Alexis Tsipras, Referendum Grecia - foto LaPresse
Alexis Tsipras, Referendum Grecia – foto LaPresse

Adesso con lo stesso spirito Tsipras ha capito di non avere più una maggioranza a suo seguito. Poteva scegliere due vie: aprire alle opposizioni costruttive, e salvare questa legislatura producendo dei risultati concreti per la ripresa economica; o tentare l’ennesimo azzardo elettorale, cercando di buttarla sul suo sopraggiunto profilo da statista, sull’appeal responsabilmente radicale, a differenza degli incoscienti che lui stesso aveva portato alla guida del paese.

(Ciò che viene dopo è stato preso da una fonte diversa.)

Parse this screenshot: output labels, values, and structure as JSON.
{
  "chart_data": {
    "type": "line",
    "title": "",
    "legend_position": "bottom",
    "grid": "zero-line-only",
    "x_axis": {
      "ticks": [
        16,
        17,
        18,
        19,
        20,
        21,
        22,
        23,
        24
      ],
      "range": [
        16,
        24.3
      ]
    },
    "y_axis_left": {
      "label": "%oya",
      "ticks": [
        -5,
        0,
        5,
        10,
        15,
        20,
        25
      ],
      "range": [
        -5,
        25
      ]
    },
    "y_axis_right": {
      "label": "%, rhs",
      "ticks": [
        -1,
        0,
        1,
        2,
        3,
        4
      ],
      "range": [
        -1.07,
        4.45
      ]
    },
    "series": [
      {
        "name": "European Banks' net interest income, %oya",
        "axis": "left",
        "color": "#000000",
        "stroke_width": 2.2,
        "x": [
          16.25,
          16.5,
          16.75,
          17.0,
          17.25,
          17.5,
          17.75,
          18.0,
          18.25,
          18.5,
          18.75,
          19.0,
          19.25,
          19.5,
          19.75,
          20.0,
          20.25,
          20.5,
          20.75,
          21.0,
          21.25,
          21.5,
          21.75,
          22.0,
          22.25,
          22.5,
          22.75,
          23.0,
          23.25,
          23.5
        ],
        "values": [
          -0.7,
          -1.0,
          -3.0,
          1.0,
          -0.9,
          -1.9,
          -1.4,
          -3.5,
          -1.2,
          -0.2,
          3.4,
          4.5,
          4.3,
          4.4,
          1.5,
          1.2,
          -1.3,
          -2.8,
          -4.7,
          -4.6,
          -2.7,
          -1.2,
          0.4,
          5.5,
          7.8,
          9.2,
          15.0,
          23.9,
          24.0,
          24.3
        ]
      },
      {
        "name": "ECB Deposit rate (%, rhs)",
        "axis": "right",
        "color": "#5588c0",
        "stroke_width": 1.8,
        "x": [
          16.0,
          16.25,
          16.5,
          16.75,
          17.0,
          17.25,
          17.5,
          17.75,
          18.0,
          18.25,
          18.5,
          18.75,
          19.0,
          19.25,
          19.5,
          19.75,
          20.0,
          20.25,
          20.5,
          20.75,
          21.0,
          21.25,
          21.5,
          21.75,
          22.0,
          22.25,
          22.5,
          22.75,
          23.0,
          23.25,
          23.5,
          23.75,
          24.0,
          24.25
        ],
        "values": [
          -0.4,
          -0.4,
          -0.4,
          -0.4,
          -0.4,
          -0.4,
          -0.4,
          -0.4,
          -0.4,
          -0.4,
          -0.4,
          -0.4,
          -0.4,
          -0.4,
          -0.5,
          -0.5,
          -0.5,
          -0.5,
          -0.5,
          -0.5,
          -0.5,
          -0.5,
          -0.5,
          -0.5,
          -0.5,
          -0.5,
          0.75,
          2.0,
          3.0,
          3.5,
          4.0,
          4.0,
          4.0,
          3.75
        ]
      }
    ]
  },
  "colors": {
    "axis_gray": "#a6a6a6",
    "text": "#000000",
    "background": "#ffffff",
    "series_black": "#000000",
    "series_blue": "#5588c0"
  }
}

Non sappiamo quale sarà l’epilogo del guazzabuglio ellenico: certo è che oggi, ad essere confusi, non sono tanto gli Stati dell’Unione, ormai rassegnati a questa farsa, quanto gli elettori greci, costretti a rincorrere il proprio Governo nella speranza che il mandato ricevuto non sia disatteso ventiquattr’ore dopo l’esito elettorale. E’ la democrazia 2.0: effervescente naturale.